COLUMBIA — Parkade Elementary School unveiled the results of the newly implemented Missouri Professional Learning Communities program to the Columbia School Board on Thursday morning. The program aims to improve student behavior and academic performance in a proactive manner.
Since its creation during the 2003-04 school year, more than 300 schools in Missouri have adopted the program. Parkade Elementary began its branch of the program in 2008.
The program places students into one of three tiers. In the third tier are children who need the most intense structure, and tier one includes children who need the least guidance. The model also has two sides the children are evaluated on: academic and behavior.
"We knew there were structures necessary to get our kids where they need to be and we knew that this model was what we needed to be doing," Parkade Principal Amy Watkins said.
Data show it has resulted in significant improvements in both students’ behavior and learning. A report issued by the school said its total number of disciplinary referrals have reduced by more than half. Parkade Vice Principal Carrie Freeman said the school celebrates this success often and the data are proof the program is working.

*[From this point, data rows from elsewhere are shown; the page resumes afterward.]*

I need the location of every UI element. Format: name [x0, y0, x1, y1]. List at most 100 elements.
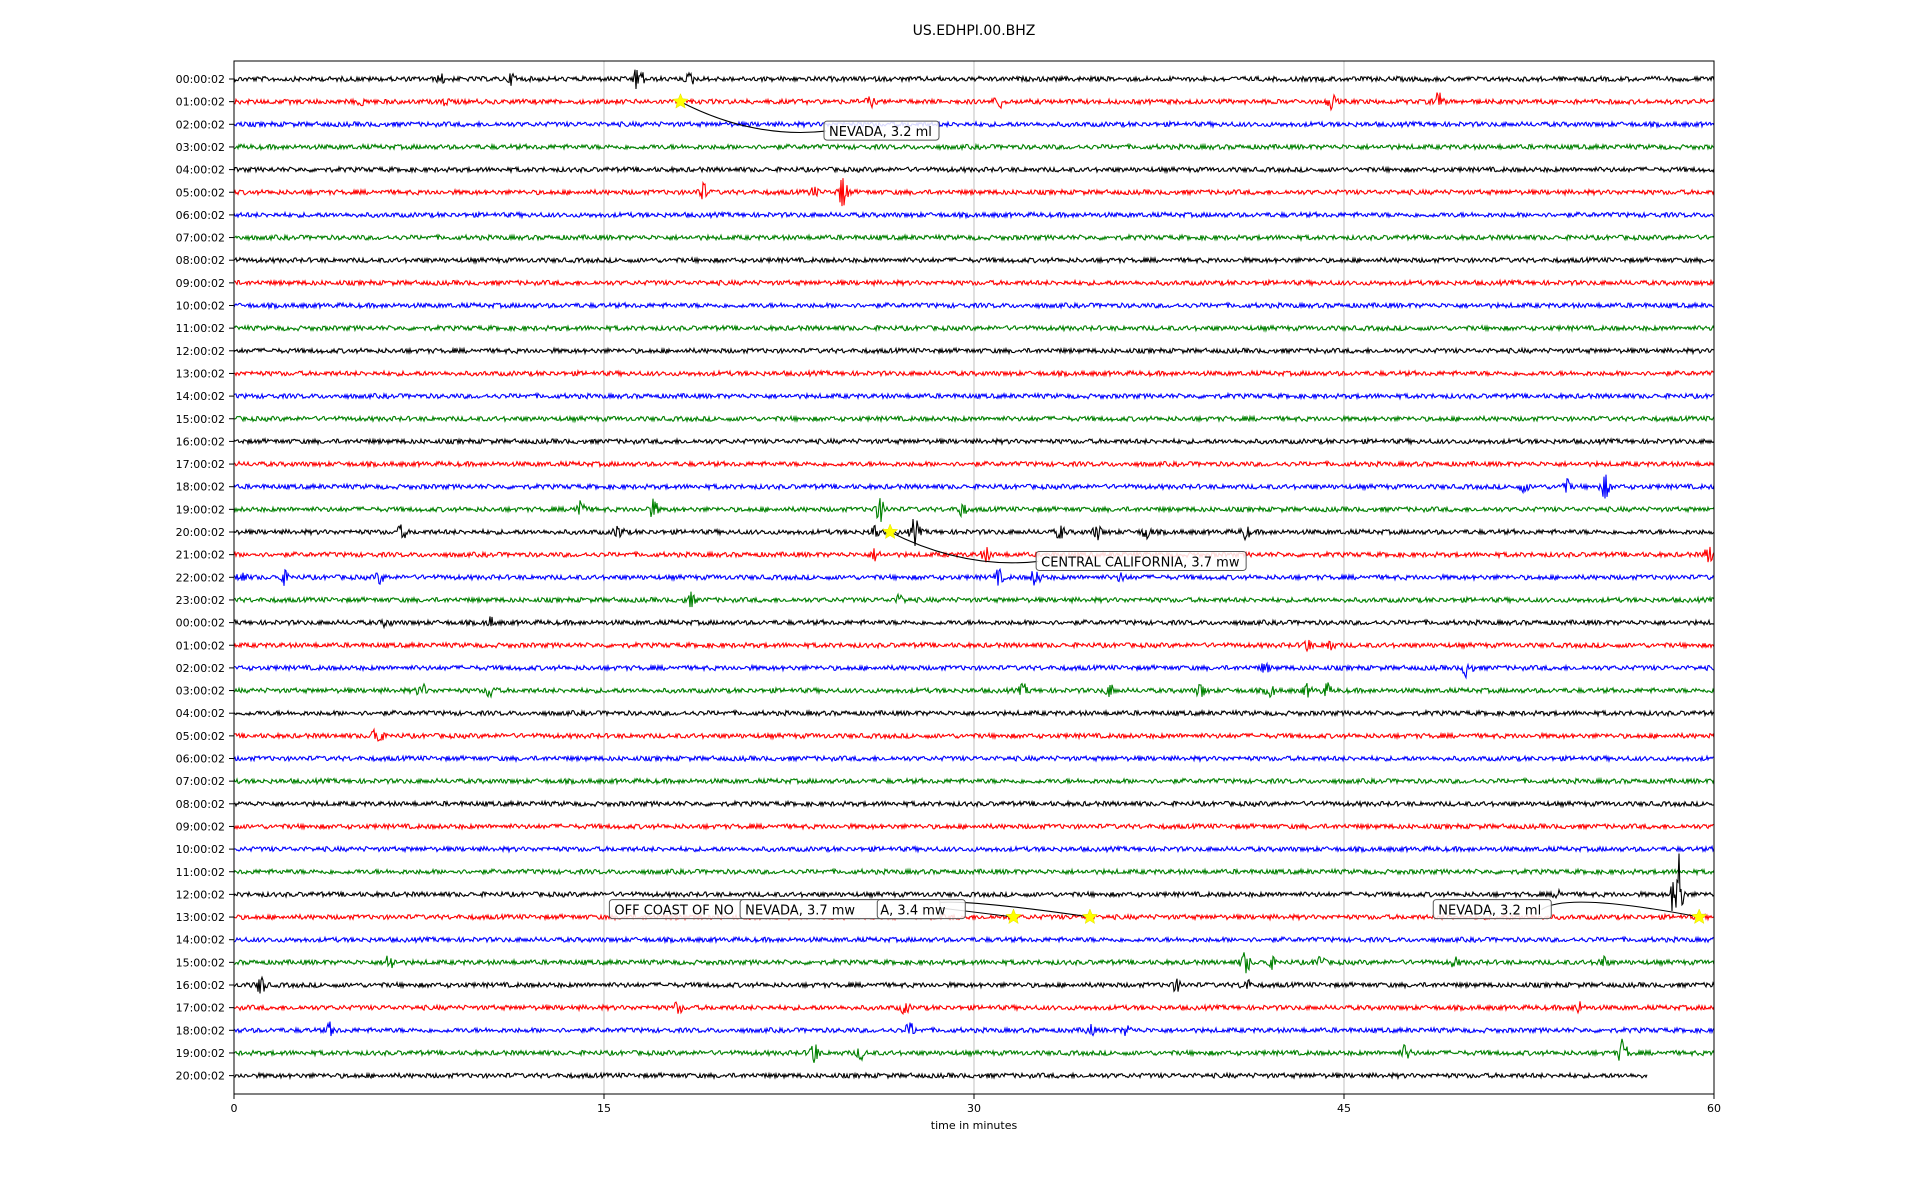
trace-row — [233, 178, 1715, 207]
event-star-marker — [1081, 908, 1099, 925]
trace-row — [233, 414, 1715, 424]
trace-row — [233, 92, 1715, 112]
trace-row — [233, 69, 1715, 90]
row-time-label: 11:00:02 — [176, 866, 225, 879]
x-tick-label: 15 — [597, 1102, 611, 1115]
row-time-label: 09:00:02 — [176, 820, 225, 833]
trace-row — [233, 210, 1715, 220]
trace-row — [233, 165, 1715, 175]
row-time-label: 01:00:02 — [176, 639, 225, 652]
trace-row — [233, 853, 1715, 912]
trace-row — [233, 844, 1715, 854]
row-time-label: 19:00:02 — [176, 503, 225, 516]
event-label: CENTRAL CALIFORNIA, 3.7 mw — [1041, 555, 1240, 570]
row-time-label: 04:00:02 — [176, 164, 225, 177]
row-time-label: 08:00:02 — [176, 798, 225, 811]
event-connector — [889, 531, 1039, 564]
row-time-label: 02:00:02 — [176, 118, 225, 131]
row-time-label: 17:00:02 — [176, 1002, 225, 1015]
row-time-label: 09:00:02 — [176, 277, 225, 290]
trace-row — [233, 233, 1715, 243]
trace-row — [233, 867, 1715, 877]
x-axis-ticks: 0 15 30 45 60 — [231, 1094, 1721, 1115]
x-tick-label: 0 — [231, 1102, 238, 1115]
x-tick-label: 60 — [1707, 1102, 1721, 1115]
event-annotations: NEVADA, 3.2 ml CENTRAL CALIFORNIA, 3.7 mw… — [608, 93, 1708, 925]
row-time-label: 23:00:02 — [176, 594, 225, 607]
row-time-label: 20:00:02 — [176, 526, 225, 539]
row-time-label: 03:00:02 — [176, 141, 225, 154]
row-time-label: 08:00:02 — [176, 254, 225, 267]
trace-row — [233, 474, 1715, 499]
x-axis-label: time in minutes — [931, 1119, 1018, 1132]
trace-row — [233, 639, 1715, 653]
trace-row — [233, 1038, 1715, 1063]
event-star-marker — [1690, 908, 1708, 925]
row-time-label: 17:00:02 — [176, 458, 225, 471]
trace-row — [233, 369, 1715, 378]
row-time-label: 00:00:02 — [176, 617, 225, 630]
trace-row — [233, 616, 1715, 630]
row-time-label: 00:00:02 — [176, 73, 225, 86]
row-time-label: 14:00:02 — [176, 934, 225, 947]
trace-row — [233, 546, 1715, 563]
row-time-label: 18:00:02 — [176, 481, 225, 494]
event-label-box — [876, 899, 966, 920]
row-time-label: 12:00:02 — [176, 345, 225, 358]
trace-row — [233, 519, 1715, 546]
row-time-label: 18:00:02 — [176, 1024, 225, 1037]
row-time-label: 07:00:02 — [176, 775, 225, 788]
trace-row — [233, 591, 1715, 608]
trace-row — [233, 567, 1715, 586]
row-time-label: 16:00:02 — [176, 435, 225, 448]
event-star-marker — [881, 523, 899, 540]
row-time-label: 22:00:02 — [176, 571, 225, 584]
event-label-box — [823, 120, 940, 141]
trace-row — [233, 278, 1715, 288]
trace-row — [233, 323, 1715, 333]
row-time-label: 05:00:02 — [176, 730, 225, 743]
event-connector — [680, 101, 827, 134]
trace-row — [233, 661, 1715, 680]
trace-row — [233, 1071, 1648, 1081]
row-time-label: 10:00:02 — [176, 843, 225, 856]
row-time-label: 13:00:02 — [176, 911, 225, 924]
row-time-label: 21:00:02 — [176, 549, 225, 562]
trace-row — [233, 799, 1715, 809]
trace-row — [233, 255, 1714, 265]
x-tick-label: 30 — [967, 1102, 981, 1115]
event-label: OFF COAST OF NO — [614, 904, 733, 919]
trace-row — [233, 120, 1715, 129]
row-time-label: 01:00:02 — [176, 96, 225, 109]
event-label: NEVADA, 3.7 mw — [745, 904, 855, 919]
x-tick-label: 45 — [1337, 1102, 1351, 1115]
row-time-label: 20:00:02 — [176, 1070, 225, 1083]
row-time-label: 10:00:02 — [176, 300, 225, 313]
row-time-label: 05:00:02 — [176, 186, 225, 199]
event-label-box — [1035, 550, 1247, 571]
event-label-box — [1432, 899, 1552, 920]
event-label: NEVADA, 3.2 ml — [1438, 904, 1541, 919]
trace-row — [233, 437, 1715, 446]
event-star-marker — [672, 93, 689, 109]
event-star-marker — [1005, 908, 1022, 925]
chart-title: US.EDHPI.00.BHZ — [913, 23, 1036, 39]
row-time-label: 06:00:02 — [176, 753, 225, 766]
trace-row — [233, 776, 1715, 786]
row-time-label: 19:00:02 — [176, 1047, 225, 1060]
trace-row — [233, 754, 1715, 764]
trace-row — [233, 391, 1715, 401]
trace-row — [233, 346, 1715, 356]
row-time-label: 15:00:02 — [176, 413, 225, 426]
row-time-labels: 00:00:02 01:00:02 02:00:02 03:00:02 04:00:02… — [176, 73, 234, 1083]
occluded-label-fragment: A, 3.4 mw — [880, 904, 946, 919]
row-time-label: 13:00:02 — [176, 367, 225, 380]
row-time-label: 15:00:02 — [176, 956, 225, 969]
trace-row — [233, 708, 1715, 718]
event-label: NEVADA, 3.2 ml — [829, 125, 932, 140]
row-time-label: 14:00:02 — [176, 390, 225, 403]
row-time-label: 03:00:02 — [176, 685, 225, 698]
trace-row — [233, 952, 1715, 974]
trace-row — [233, 142, 1715, 152]
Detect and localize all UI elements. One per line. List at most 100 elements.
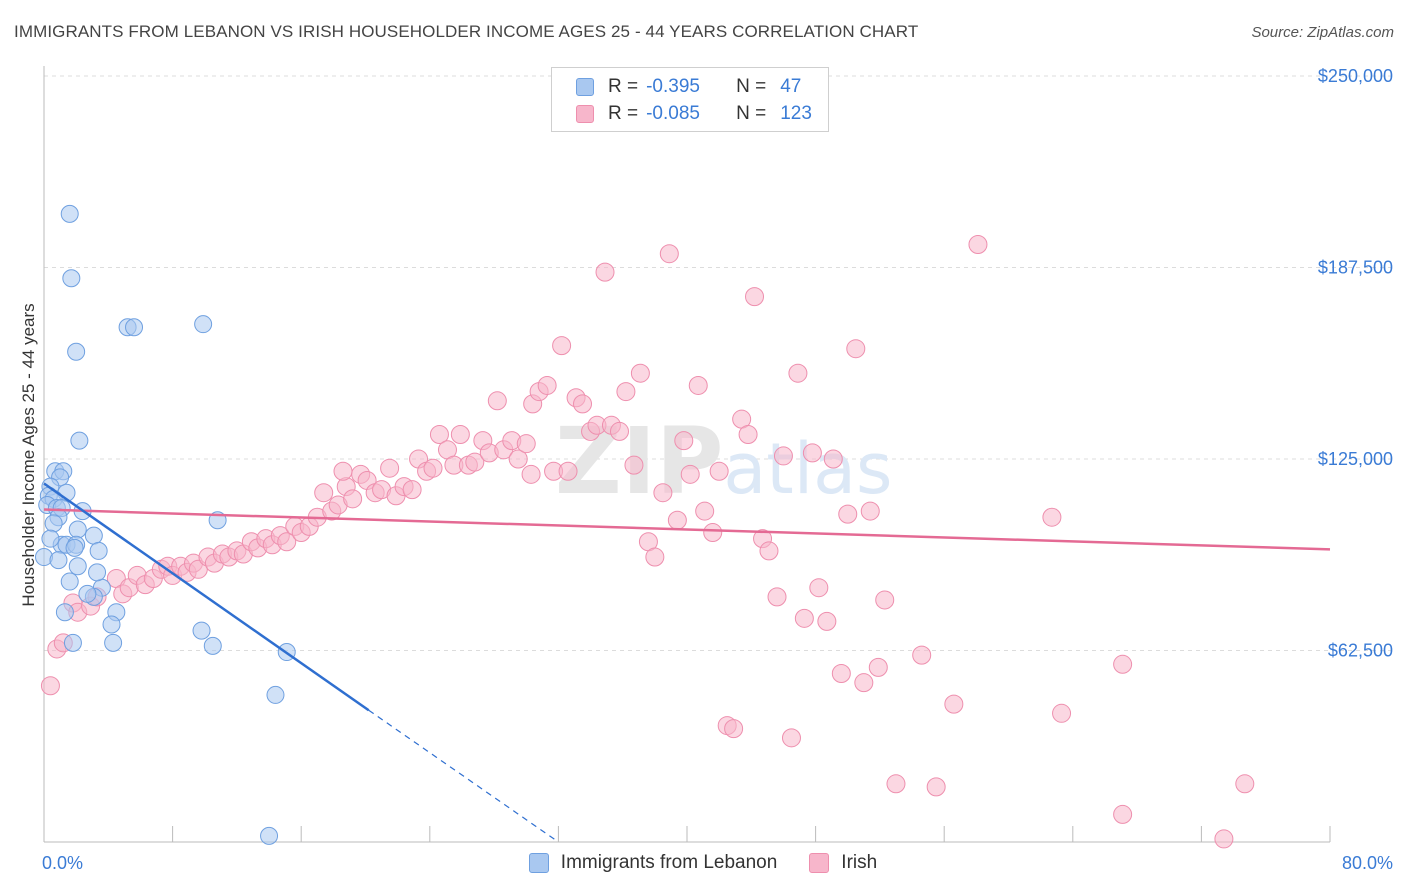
chart-title: IMMIGRANTS FROM LEBANON VS IRISH HOUSEHO… <box>14 22 919 41</box>
irish-point <box>703 523 723 543</box>
irish-point <box>709 461 729 481</box>
irish-point <box>854 673 874 693</box>
lebanon-point <box>62 269 81 288</box>
y-tick-label: $125,000 <box>1318 449 1393 469</box>
irish-point <box>817 611 837 631</box>
irish-point <box>630 363 650 383</box>
gridlines <box>44 75 1394 651</box>
legend-swatch-irish <box>576 105 594 123</box>
irish-point <box>343 489 363 509</box>
irish-point <box>794 608 814 628</box>
irish-point <box>846 339 866 359</box>
lebanon-point <box>104 633 123 652</box>
irish-point <box>1113 804 1133 824</box>
irish-point <box>968 235 988 255</box>
irish-point <box>680 464 700 484</box>
irish-point <box>695 501 715 521</box>
lebanon-point <box>192 621 211 640</box>
irish-point <box>759 541 779 561</box>
irish-point <box>1235 774 1255 794</box>
irish-point <box>465 452 485 472</box>
irish-point <box>653 483 673 503</box>
irish-point <box>616 382 636 402</box>
r-value: -0.395 <box>646 76 700 97</box>
irish-point <box>402 480 422 500</box>
legend-item-irish[interactable]: Irish <box>809 852 877 874</box>
irish-point <box>868 657 888 677</box>
irish-point <box>624 455 644 475</box>
legend-item-lebanon[interactable]: Immigrants from Lebanon <box>528 852 778 874</box>
irish-point <box>802 443 822 463</box>
lebanon-point <box>203 636 222 655</box>
irish-point <box>40 676 60 696</box>
lebanon-point <box>125 318 144 337</box>
irish-point <box>314 483 334 503</box>
lebanon-points <box>35 204 296 845</box>
irish-point <box>886 774 906 794</box>
irish-trend-line <box>43 508 1331 551</box>
irish-point <box>508 449 528 469</box>
lebanon-point <box>49 551 68 570</box>
legend-row-irish: R = -0.085 N = 123 <box>576 102 812 126</box>
r-label: R = <box>608 76 639 97</box>
legend-swatch-lebanon <box>528 853 549 873</box>
irish-point <box>1052 703 1072 723</box>
irish-point <box>745 287 765 307</box>
irish-point <box>333 461 353 481</box>
trend-lines <box>43 482 1331 843</box>
n-label: N = <box>736 76 767 97</box>
irish-point <box>809 578 829 598</box>
lebanon-point <box>78 584 97 603</box>
irish-point <box>1042 507 1062 527</box>
y-tick-labels: $62,500 $125,000 $187,500 $250,000 <box>1318 66 1393 661</box>
irish-point <box>875 590 895 610</box>
irish-point <box>823 449 843 469</box>
lebanon-point <box>68 557 87 576</box>
irish-point <box>667 510 687 530</box>
lebanon-point <box>65 538 84 557</box>
lebanon-point <box>88 563 107 582</box>
y-axis-label: Householder Income Ages 25 - 44 years <box>19 303 38 606</box>
irish-point <box>659 244 679 264</box>
legend-label-lebanon: Immigrants from Lebanon <box>560 852 778 873</box>
lebanon-point <box>260 826 279 845</box>
source-label: Source: ZipAtlas.com <box>1251 24 1394 41</box>
irish-point <box>912 645 932 665</box>
legend-row-lebanon: R = -0.395 N = 47 <box>576 75 801 99</box>
n-label: N = <box>736 103 767 124</box>
irish-point <box>838 504 858 524</box>
n-value: 123 <box>780 103 812 124</box>
irish-point <box>773 446 793 466</box>
lebanon-point <box>63 633 82 652</box>
lebanon-point <box>55 603 74 622</box>
correlation-legend: R = -0.395 N = 47 R = -0.085 N = 123 <box>551 67 829 132</box>
irish-point <box>831 663 851 683</box>
lebanon-point <box>60 204 79 223</box>
series-legend: Immigrants from Lebanon Irish <box>0 852 1406 874</box>
lebanon-point <box>84 526 103 545</box>
r-value: -0.085 <box>646 103 700 124</box>
lebanon-point <box>266 685 285 704</box>
irish-point <box>573 394 593 414</box>
irish-point <box>767 587 787 607</box>
irish-point <box>595 262 615 282</box>
irish-point <box>521 464 541 484</box>
irish-point <box>516 434 536 454</box>
irish-point <box>781 728 801 748</box>
irish-point <box>738 424 758 444</box>
r-label: R = <box>608 103 639 124</box>
x-tick-label: 0.0% <box>42 853 83 873</box>
irish-point <box>429 424 449 444</box>
lebanon-point <box>41 529 60 548</box>
irish-point <box>788 363 808 383</box>
irish-point <box>537 375 557 395</box>
irish-point <box>645 547 665 567</box>
irish-point <box>688 375 708 395</box>
irish-point <box>558 461 578 481</box>
lebanon-point <box>68 520 87 539</box>
legend-label-irish: Irish <box>841 852 878 873</box>
irish-point <box>724 719 744 739</box>
irish-point <box>860 501 880 521</box>
x-tick-label: 80.0% <box>1342 853 1393 873</box>
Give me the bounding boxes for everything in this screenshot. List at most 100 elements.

"The initial data is absolutely showing progress in our kids and I think our teachers are seeing that it's making an impact on the students," Watkins said. "As a teacher, that’s what we want to see is the educational impact on the students and this model is really responsible for that."
The program is state-sponsored and evolved from the Missouri Accelerated Schools program. It emphasizes four main questions:
- What should students know and be able to do?
- How will the school determine students have learned essential knowledge and skills?
- How will the school respond when students do not learn?
- How will the school respond when they already know the material?
Parkade developed plans for how they would put the program into effect. They utilized AIMSweb, a progress monitoring system based on frequent student assessment, to consistently track data on how the students were doing. Watkins said one of the most significant things done was the building assessment and meeting calendar, which was developed to benchmark the progress of the monitoring cycles.
When beginning the process, Parkade surveyed teachers to identify schoolwide needs and collected data from the students, both of which showed significant challenges in behavior. Since behavior often affects academics, Parkade Elementary decided the behavior side was a good place to start.
Students with behavior problems move through a system of levels with varying privileges.
In the first level, "Classroom Community," students have all privileges and are with their peers and must participate in learning. If a student exhibits problematic behavior, they move to the "Safe Seat," a specific spot in the classroom separated from the student's peers.
If a student's behavior is still a problem, he or she moves to the safe seat in a "Buddy Room," a different classroom with another grade level class.
If issues persist, the students go to the "ABLE room," where they are separated from well-behaved classmates.
And if all else fails, the student is sent to the office, is no longer able to stay in school and must have a meeting with his or her parents.
Students who disrupt learning move through these levels in order, and as they improve, they regain privileges.
"We don't want kids to be at tier two until they graduate high school, so we're working on fading them out of those levels," Freeman said.
The School Board also urged Parkade to get parents involved in the process.
"This is our first year of truly having this model in place," Watkins said. "It's a complicated system and it's not easily taught to parents, but the response has been positive. All parents want their child to succeed, that is an absolute, but they don't always know how to do that."
In fall of 2010, Parkade assessed students' academic placement based on their levels on two tests and their AIMSweb fall benchmark score. If a student was below a certain level in two out of the three assessments, they were placed in tier two.
Grade level teams meet each Wednesday to analyze the data and talk about both the intervention efforts and classroom efforts regarding individual students.
Vertical teams were also formed to assess specific tiers. The newest teachers at Parkade have worked on tier one, focusing on core programs and resources. Teachers who have additional training have been working on tier two, and study research based interventions, monitor the success of the interventions in place and planning professional development. Every Thursday after the team meetings, leadership teams meet for tier three to reflect, plan, problem solve and monitor the work of all the processes in place.